Colette menoleh, menatap Lucien dengan senyum hangat. "Ya, Lucien?"

Lucien menatap dalam ke matanya, seolah mencari kekuatan dari keindahan yang terpancar dari sosok wanita di depannya. Dengan perlahan, ia mengambil tangannya dan menggenggamnya erat.

"Aku sudah lama memikirkan ini," kata Lucien, suaranya penuh dengan kejujuran. "Sejak kita pertama kali bertemu, kau telah membawa warna baru dalam hidupku, bukan hanya di atas kanvas, tapi juga di dalam hatiku."

Colette menatapnya, mata berkilau penuh perasaan.

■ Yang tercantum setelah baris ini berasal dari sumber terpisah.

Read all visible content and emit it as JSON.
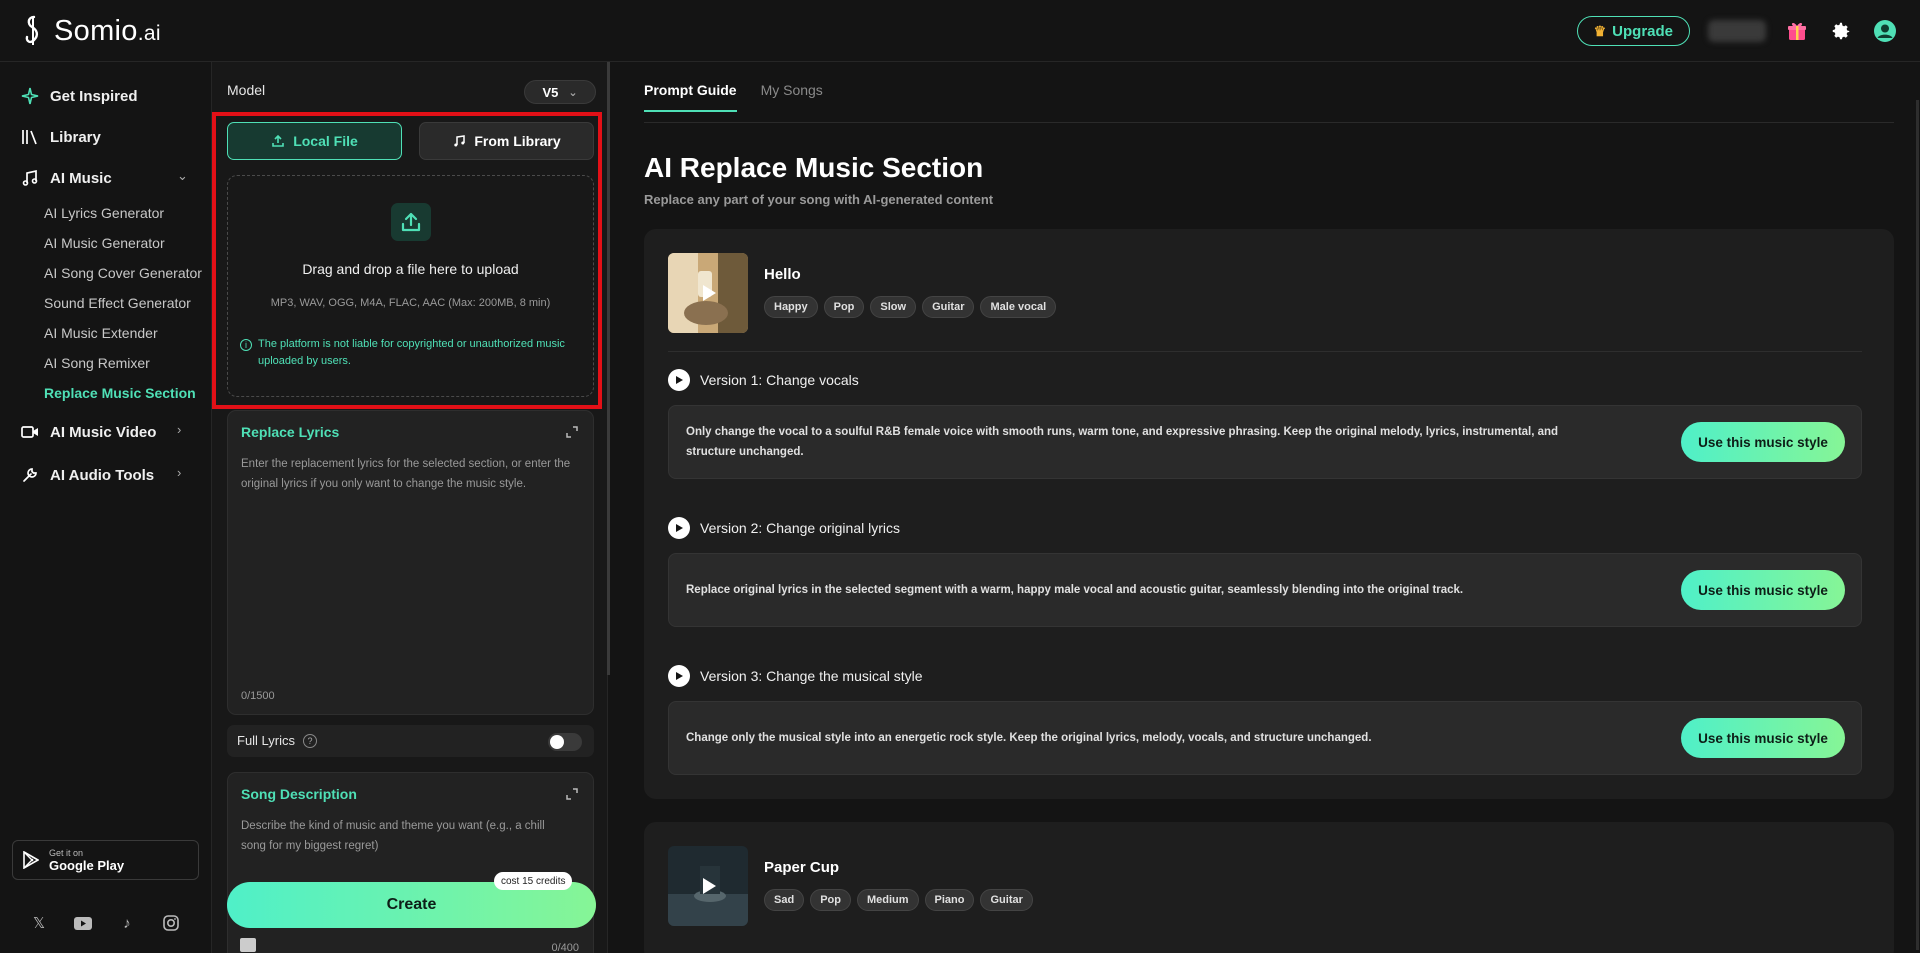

Ia bisa merasakan ada sesuatu yang penting dalam kata-kata Lucien, namun belum sepenuhnya memahami maksudnya.

Lucien menarik napas dalam-dalam, lalu berlutut di hadapan Colette. Suasana di sekitar mereka seketika hening, perhatian para pengunjung pameran teralihkan pada pasangan di tengah galeri.

"Colette Dubois," lanjut Lucien dengan suara bergetar, "Kau adalah inspirasiku, cahayaku, dan belahan jiwaku. Apakah kau bersedia menikah denganku dan menjalin hidup bersamaku selamanya?"

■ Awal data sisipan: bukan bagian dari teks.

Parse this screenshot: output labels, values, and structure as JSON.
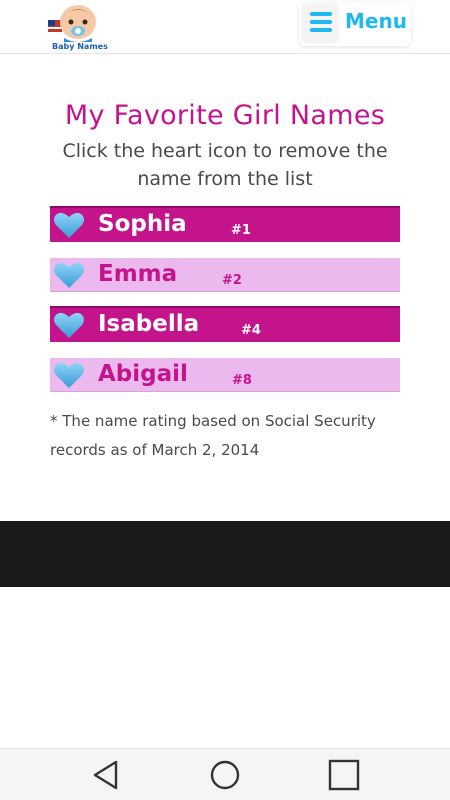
{
  "header": {
    "logo_caption": "Baby Names",
    "menu_label": "Menu"
  },
  "main": {
    "title": "My Favorite Girl Names",
    "subtitle": "Click the heart icon to remove the name from the list",
    "names": [
      {
        "name": "Sophia",
        "rank": "#1"
      },
      {
        "name": "Emma",
        "rank": "#2"
      },
      {
        "name": "Isabella",
        "rank": "#4"
      },
      {
        "name": "Abigail",
        "rank": "#8"
      }
    ],
    "footnote": "* The name rating based on Social Security records as of March 2, 2014"
  },
  "icons": {
    "remove_favorite": "heart-icon",
    "menu": "hamburger-icon",
    "back": "back-triangle-icon",
    "home": "home-circle-icon",
    "recents": "recents-square-icon"
  },
  "colors": {
    "accent_pink": "#c4148c",
    "light_pink": "#ecb9ee",
    "menu_blue": "#1fb8f0",
    "heart_blue": "#5ab4e8"
  }
}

Gasps kecil terdengar di sekeliling mereka. Colette menutup mulutnya, terkejut oleh lamaran yang tak disangka-sangka. Air mata bahagia mulai menggenang di matanya. Ia menatap Lucien yang masih berlutut dengan cincin di tangannya, dan tanpa ragu, ia mengangguk.

"Ya, Lucien. Ya!" jawab Colette dengan suara bergetar, namun penuh keyakinan.

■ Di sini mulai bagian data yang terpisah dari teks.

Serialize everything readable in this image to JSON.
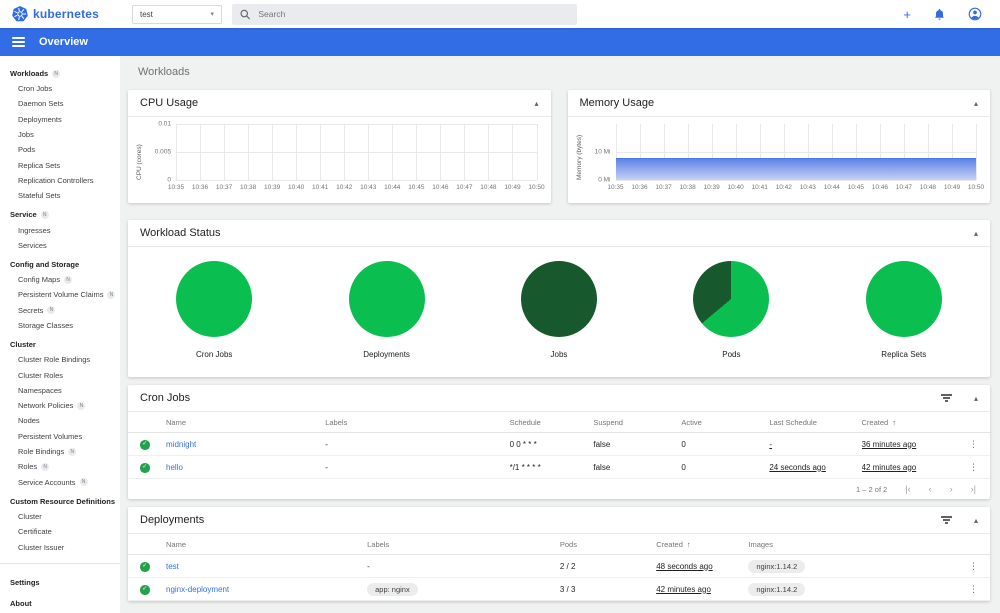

Lucien tersenyum lebar, lalu dengan penuh kasih ia memasangkan cincin itu ke jari Colette. Segera setelah itu, ia bangkit berdiri dan menarik Colette ke dalam pelukannya. Pelukan mereka erat, penuh dengan kehangatan dan kebahagiaan yang mendalam. Di tengah keramaian, dunia mereka terasa begitu kecil, seolah hanya ada mereka berdua.

Lucien kemudian menurunkan wajahnya, mendekat ke arah Colette, dan menciumnya dengan lembut. Ciuman itu penuh perasaan, sebuah pernyataan cinta yang dalam dan tulus. Para tamu pameran bertepuk tangan dan bersorak, ikut merayakan momen indah itu.

---

Beberapa bulan kemudian, di bawah langit biru cerah dan di hadapan teman serta keluarga, Lucien dan Colette menikah di sebuah taman indah di pedesaan Prancis. Taman itu penuh dengan bunga berwarna-warni, dan sebuah gazebo berdiri megah di tengahnya, tempat mereka bertukar janji suci. Dengan angin sepoi-sepoi yang membawa aroma lavender, mereka mengikat janji untuk saling mencintai dan mendukung seumur hidup.

Tahun-tahun berlalu dengan kebahagiaan yang tak terukur. Keduanya terus menciptakan karya seni bersama, mengadakan pameran-pameran yang sukses, dan hidup dengan penuh cinta di rumah kecil mereka di pinggiran Paris. Hingga pada suatu hari yang cerah, kebahagiaan mereka bertambah dengan kelahiran seorang anak laki-laki yang mereka beri nama Julien.

Di studio yang sama di mana cinta mereka bersemi, Lucien berdiri di depan kanvas besar. Di belakangnya, Colette duduk di sofa sambil menyusui Julien, yang baru saja tertidur di pelukannya. Mata Colette berbinar bahagia saat melihat Lucien, yang tengah sibuk melukis.

"Lucien," panggil Colette lembut.

Lucien menoleh, melihat ke arah istri dan anaknya dengan senyum lembut di wajahnya. "Ya, sayang?"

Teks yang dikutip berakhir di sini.